Расхаживая по комнате и раздеваясь на ходу, он с недоумением вспоминал о том, что произошло у него с Маргарет, и старался собраться с мыслями. Так ли уж все это было ему нужно? Ответ был вес тот же: да, до некоторой степени. Однако он бы не сделал ни малейшей попытки и уж во всяком случае не был бы столь предприимчив, если бы она не проявила такого пыла. Но зачем понадобилось ей проявлять пыл, после того как она столько времени его не проявляла? Вероятно, виной всему какой-нибудь новый роман, который она только что прочла. Но если на то пошло, это же все вполне естественно, именно этого она, в сущности, и хочет. Диксон нахмурился от усилия, которое потребовалось ему сделать, чтобы сформулировать свою мысль. Она об этом и не подозревает, но это именно то, чего она хочет, чего требует ее натура. И, черт побери, в конце концов это его законное право, если вспомнить, чего он от нее натерпелся… Но хорошо ли это, честно ли это по отношению к ней – ставить ее в такое положение, особенно после всего, что она перенесла? Почувствовав, куда могут завести его эти мысли, Диксон поспешил отбросить их и направился в ванную комнату, завязывая на ходу шнур пижамы.

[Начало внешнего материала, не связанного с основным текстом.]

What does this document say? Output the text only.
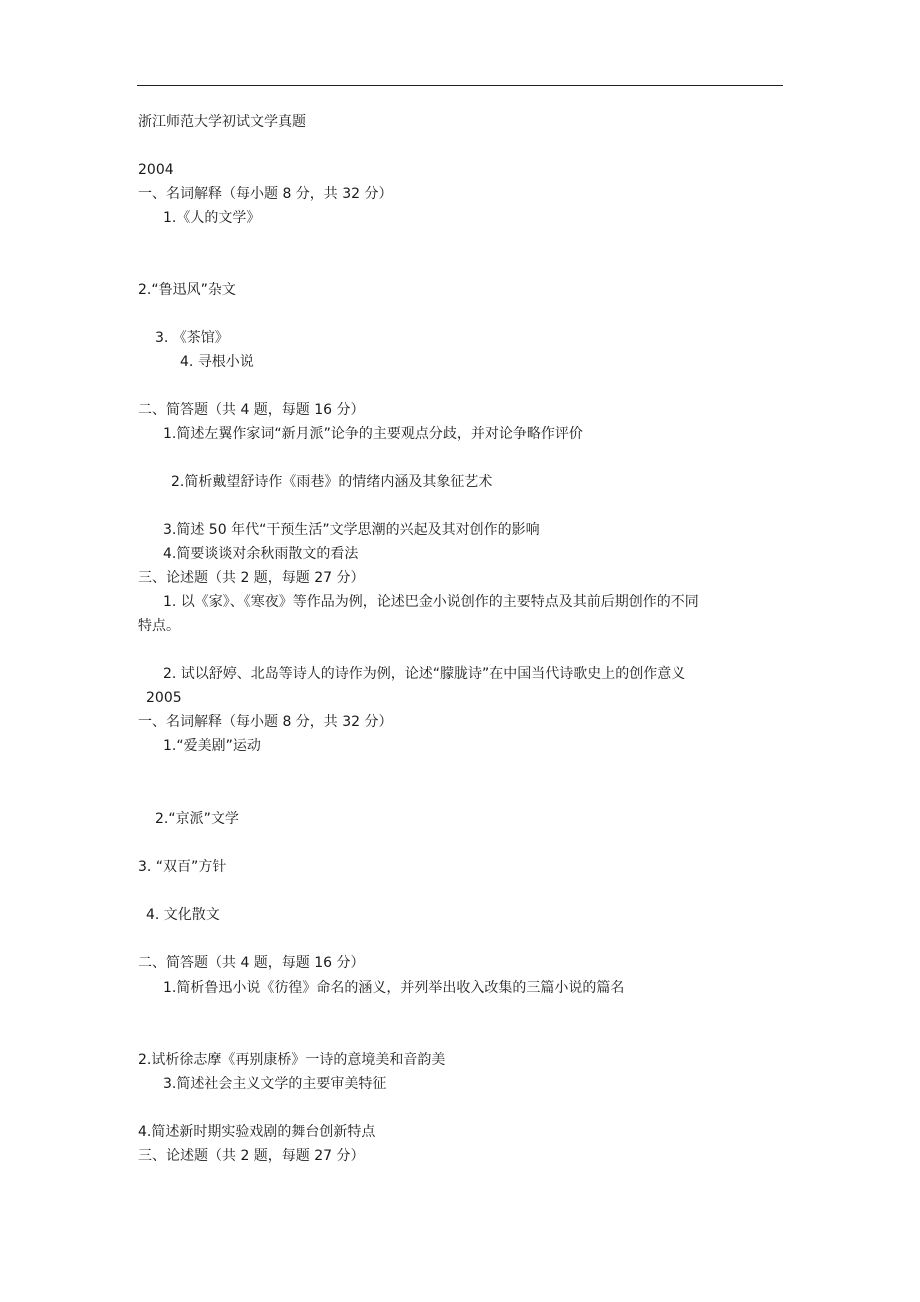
浙江师范大学初试文学真题
2004
一、名词解释（每小题 8 分，共 32 分）
1.《人的文学》
2.“鲁迅风”杂文
3. 《茶馆》
4. 寻根小说
二、简答题（共 4 题，每题 16 分）
1.简述左翼作家词“新月派”论争的主要观点分歧，并对论争略作评价
2.简析戴望舒诗作《雨巷》的情绪内涵及其象征艺术
3.简述 50 年代“干预生活”文学思潮的兴起及其对创作的影响
4.简要谈谈对余秋雨散文的看法
三、论述题（共 2 题，每题 27 分）
1. 以《家》、《寒夜》等作品为例，论述巴金小说创作的主要特点及其前后期创作的不同
特点。
2. 试以舒婷、北岛等诗人的诗作为例，论述“朦胧诗”在中国当代诗歌史上的创作意义
2005
一、名词解释（每小题 8 分，共 32 分）
1.“爱美剧”运动
2.“京派”文学
3. “双百”方针
4. 文化散文
二、简答题（共 4 题，每题 16 分）
1.简析鲁迅小说《彷徨》命名的涵义，并列举出收入改集的三篇小说的篇名
2.试析徐志摩《再别康桥》一诗的意境美和音韵美
3.简述社会主义文学的主要审美特征
4.简述新时期实验戏剧的舞台创新特点
三、论述题（共 2 题，每题 27 分）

В ванной комнате ему вдруг стало хуже. Невзирая на прохладу весенней ночи, пот катился с него градом. Он немного постоял перед умывальником, стараясь разобраться в своих ощущениях. Ему казалось, что желудок у него страшно раздуло и он стал непомерно тяжел. Свет электрической лампочки меньше всего был похож на электрический свет, а превратился в какой-то мглистый фосфоресцирующий газ, и по комнате от него словно разливалось жужжание. Диксон открыл холодный кран и наклонился над раковиной. После этого ему уже с трудом удалось подавить желание наклоняться все ниже и ниже и всунуть голову между кранами. Он сполоснул лицо, снял бакелитовую кружку со стеклянной полки над раковиной и выпил довольно много воды. Это несколько освежило его, но вместе с тем оказало еще какое-то действие. Какое – он не разобрал. Он вычистил зубы, употребив колоссальное количество пасты, снова сполоснул лицо, снова наполнил кружку водой и съел еще немного пасты.
Возле своей кровати он остановился в раздумье. Ему казалось, что лицо у него стало необыкновенно тяжелым, словно под кожу в разных местах были вшиты мешочки с песком, которые оттягивали мясо от костей. А впрочем, никаких костей словно бы и не существовало. Внезапно он почувствовал себя очень худо и тяжело, с содроганием вздохнул. У него появилось такое ощущение, словно кто-то проворно подскочил к нему сзади и натянул на него водолазный костюм – невидимый и мягкий, как вата. Он тихонько застонал. Уж хуже этого, кажется, быть не могло.
Он начал укладываться в постель. Четыре уцелевшие сигареты – неужто он в самом деле выкурил двенадцать сигарет за этот вечер? – лежали в бумажной пачке на полированном столике у изголовья кровати, рядом со спичками, бакелитовой кружкой с водой и пепельницей, которую он взял с каминной полки. Закинув одну ногу «а постель, Диксон обнаружил, что не в состоянии сразу проделать то же и с другой ногой, и только тут понял, как подействовала на него выпитая вода – он снова был пьян. Он улегся в постель, и тотчас ему стало ясно, что именно это действие воды и было основным, а освежающий эффект – второстепенным. На качающейся каминной полке стояла небольшая фарфоровая статуэтка – Будда в знакомой традиционной позе. Может быть, Уэлч поставил ее сюда, чтобы напомнить ему о преимуществах созерцательной жизни? Если так, то его нравоучение запоздало.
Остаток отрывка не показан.